Os profissionais da saúde estão, em sua maioria, inconformados. “Como assim, mais dois anos obrigatórios no SUS?”
“Como assim, não valemos mais e por isso querem médicos cubano-comunistas???”
“Como assim, ir trabalhar no Acre?!”

Assim como nas historias da televisão, perguntas mal respondidas, questões mal compreendidas e atos tomados de cabeça vazia dão o tempero da trama. Causam o conflito. O chato é que na vida real o conflito não causa audiência. Causa problema.

Quando a mocinha mimada (bonita, mas insuportável) da novela desconfia que seu noivo roubou sua filha,  o drama surge. Quando a menina com câncer morre e vira fantasminha-borboleta, mais um drama. Porém, no meio disso sabemos que ao término de 200 e poucos capítulos tuuuuudo vai ser lindo e maravilhoso, todos vão estar em um casamento com seus respectivos pares e um the end anunciará o fim do sofrimento. E a bixa má ou morre, ou vai pra Paris com um personagem mais novo.
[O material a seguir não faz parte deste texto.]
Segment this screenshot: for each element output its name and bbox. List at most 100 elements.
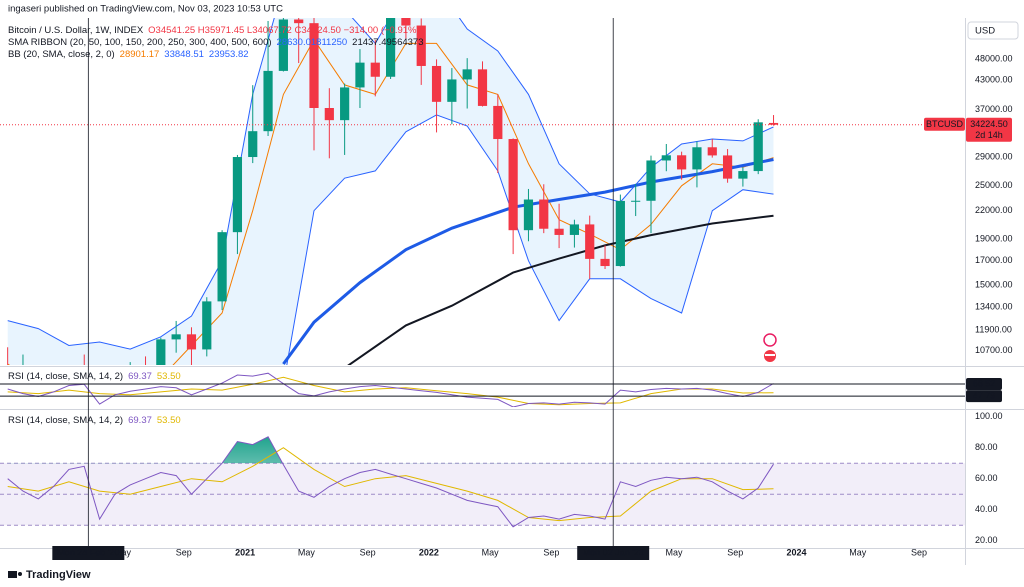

ImageAgora, o que pensam os milhares de brasileiros que sofrem diariamente e morrem nas mãos de uma saúde precária? O que pensam quando vêem o embate entre posições e entre teorias enquanto, na prática… Falta maca, algodão, gaze, remédio, soro… Que vai ter happy end?
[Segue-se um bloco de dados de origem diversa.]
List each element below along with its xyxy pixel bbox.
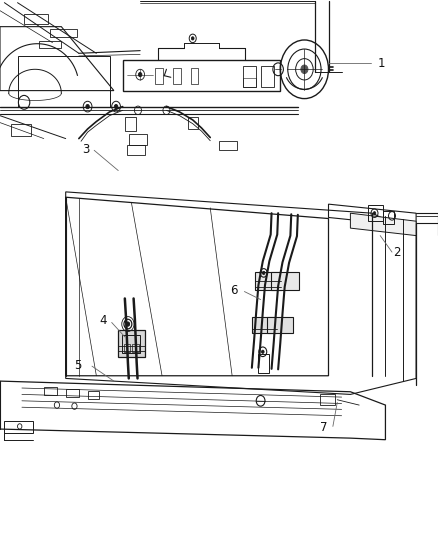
Bar: [39, 41, 61, 48]
Bar: [44, 387, 57, 395]
Text: 5: 5: [74, 359, 81, 372]
Bar: [155, 68, 163, 84]
Circle shape: [114, 104, 118, 109]
Circle shape: [261, 350, 264, 353]
Bar: [122, 335, 140, 353]
Bar: [188, 117, 198, 129]
Circle shape: [126, 322, 130, 326]
Text: 3: 3: [82, 143, 89, 156]
Bar: [24, 14, 48, 24]
Bar: [132, 344, 139, 352]
Bar: [191, 68, 198, 84]
Text: 1: 1: [377, 57, 385, 70]
Bar: [261, 66, 274, 87]
Bar: [243, 66, 256, 87]
Bar: [271, 272, 299, 290]
Text: 7: 7: [320, 421, 328, 434]
Bar: [11, 124, 31, 136]
Text: 2: 2: [392, 246, 400, 259]
Bar: [252, 317, 276, 333]
Bar: [129, 134, 147, 145]
Bar: [88, 391, 99, 399]
Circle shape: [86, 104, 89, 109]
Polygon shape: [350, 213, 416, 236]
Bar: [66, 389, 79, 397]
Bar: [368, 205, 383, 221]
Circle shape: [138, 72, 142, 77]
Bar: [255, 272, 281, 290]
Bar: [118, 330, 145, 357]
Bar: [320, 394, 335, 405]
Bar: [173, 68, 181, 84]
Bar: [258, 354, 269, 373]
Bar: [127, 145, 145, 155]
Circle shape: [301, 65, 308, 74]
Circle shape: [191, 37, 194, 40]
Text: 4: 4: [99, 314, 107, 327]
Circle shape: [373, 212, 376, 215]
Bar: [219, 141, 237, 150]
Text: 6: 6: [230, 284, 238, 297]
Bar: [124, 344, 130, 352]
Bar: [50, 29, 77, 37]
Bar: [125, 117, 136, 131]
Bar: [383, 211, 394, 224]
Bar: [267, 317, 293, 333]
Bar: [243, 78, 256, 87]
Circle shape: [262, 271, 265, 274]
Bar: [4, 421, 33, 433]
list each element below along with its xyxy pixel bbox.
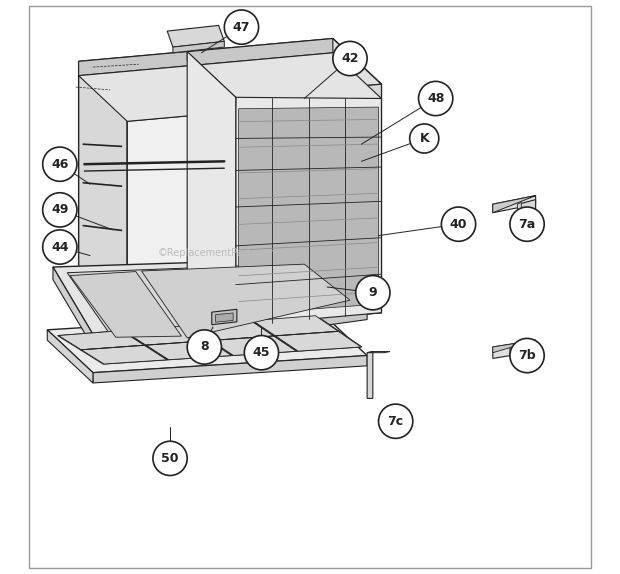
- Polygon shape: [188, 321, 273, 340]
- Text: 49: 49: [51, 203, 68, 216]
- Polygon shape: [518, 200, 536, 235]
- Polygon shape: [187, 52, 236, 326]
- Polygon shape: [58, 316, 362, 364]
- Polygon shape: [236, 98, 381, 326]
- Polygon shape: [47, 330, 93, 383]
- Circle shape: [379, 404, 413, 439]
- Polygon shape: [212, 309, 237, 325]
- Text: 48: 48: [427, 92, 445, 105]
- Circle shape: [356, 276, 390, 310]
- Text: 7b: 7b: [518, 349, 536, 362]
- Polygon shape: [333, 38, 381, 313]
- Polygon shape: [252, 316, 338, 336]
- Polygon shape: [79, 53, 381, 121]
- Text: 50: 50: [161, 452, 179, 465]
- Text: 40: 40: [450, 218, 467, 231]
- Circle shape: [43, 147, 77, 181]
- Circle shape: [187, 330, 221, 364]
- Polygon shape: [47, 313, 367, 373]
- Polygon shape: [211, 336, 296, 355]
- Polygon shape: [79, 267, 381, 336]
- Text: 7c: 7c: [388, 415, 404, 428]
- Text: K: K: [420, 132, 429, 145]
- Text: ©ReplacementParts.com: ©ReplacementParts.com: [157, 248, 280, 258]
- Text: 46: 46: [51, 158, 68, 170]
- Polygon shape: [79, 61, 127, 336]
- Polygon shape: [93, 355, 367, 383]
- Polygon shape: [493, 196, 536, 213]
- Polygon shape: [53, 267, 99, 356]
- Polygon shape: [367, 351, 373, 398]
- Polygon shape: [79, 38, 333, 76]
- Polygon shape: [493, 340, 536, 358]
- Text: 9: 9: [368, 286, 377, 299]
- Polygon shape: [239, 107, 379, 315]
- Polygon shape: [123, 325, 209, 345]
- Circle shape: [43, 193, 77, 227]
- Polygon shape: [99, 307, 367, 356]
- Polygon shape: [510, 344, 536, 355]
- Polygon shape: [81, 346, 167, 364]
- Polygon shape: [275, 331, 361, 351]
- Circle shape: [510, 339, 544, 373]
- Polygon shape: [58, 331, 144, 350]
- Circle shape: [418, 82, 453, 115]
- Polygon shape: [367, 351, 390, 352]
- Text: 7a: 7a: [518, 218, 536, 231]
- Polygon shape: [141, 264, 350, 338]
- Polygon shape: [216, 313, 233, 322]
- Polygon shape: [79, 38, 381, 107]
- Circle shape: [43, 230, 77, 264]
- Polygon shape: [127, 84, 381, 121]
- Polygon shape: [70, 272, 182, 338]
- Circle shape: [510, 207, 544, 241]
- Polygon shape: [187, 52, 236, 106]
- Circle shape: [244, 336, 278, 370]
- Text: 47: 47: [232, 21, 250, 34]
- Circle shape: [410, 124, 439, 153]
- Polygon shape: [173, 41, 224, 53]
- Polygon shape: [167, 25, 224, 47]
- Circle shape: [153, 441, 187, 475]
- Text: 45: 45: [253, 346, 270, 359]
- Polygon shape: [53, 258, 367, 344]
- Text: 42: 42: [341, 52, 359, 65]
- Circle shape: [333, 41, 367, 76]
- Polygon shape: [493, 340, 536, 352]
- Polygon shape: [127, 84, 381, 336]
- Circle shape: [441, 207, 476, 241]
- Polygon shape: [517, 203, 521, 236]
- Text: 8: 8: [200, 340, 209, 354]
- Polygon shape: [67, 263, 363, 339]
- Polygon shape: [146, 341, 232, 360]
- Circle shape: [224, 10, 259, 44]
- Polygon shape: [493, 196, 536, 213]
- Text: 44: 44: [51, 241, 69, 254]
Bem, só se for uma novela daquelas espíritas, das seis da tarde.

No meio uma classe que rala, que estuda pra caramba e que sim, se sacrifica, surge um tumor que é o corporativismo baseado em mal-entendidos. Os médicos se protegem, fazem greves e paralisam ainda mais o sistema ruim que é o nosso.

De certo que nossa estrutura para a saúde é uma merlin. Péssima. Atrasada. Desrespeitosa. De fato, daria vergonha receber um daqueles médicos gringos de série americana que descobrem doenças raras por causa de uma manchinha na unha nas nossas unidades hospitalares. Com certeza, falta investimento alto e falta respeito ao dinheiro aplicado.

O que precisa ser entendido é: os passos devem ser dados em conjunto. O dinheiro para a saúde vai sair, seja do petróleo, seja de uma reforma tributária . É isso não é coisa milagrosa de final de novela. É obrigação de estadistas, e nosso papel é COBRAR. Votar direito. Não só assistir!

PORÉM… Enquanto isso, por que não aprimorar nosso país? Com médicos de fora, igual ao Canadá. Com médicos que participam mais do serviço público , como na França, e principalmente, com médicos em toda a parte do país, como em CUBA! Cuidando de gente. Não só aplicando silicone e repuxando a cara das peruas paulistanas.

Acho que o desejo pra um verdeiro desfecho legal é um desejo por mais  estrutura, mais programas, mais respeito e também, mais médicos. Que tenham amor à profissão. E amor à vida.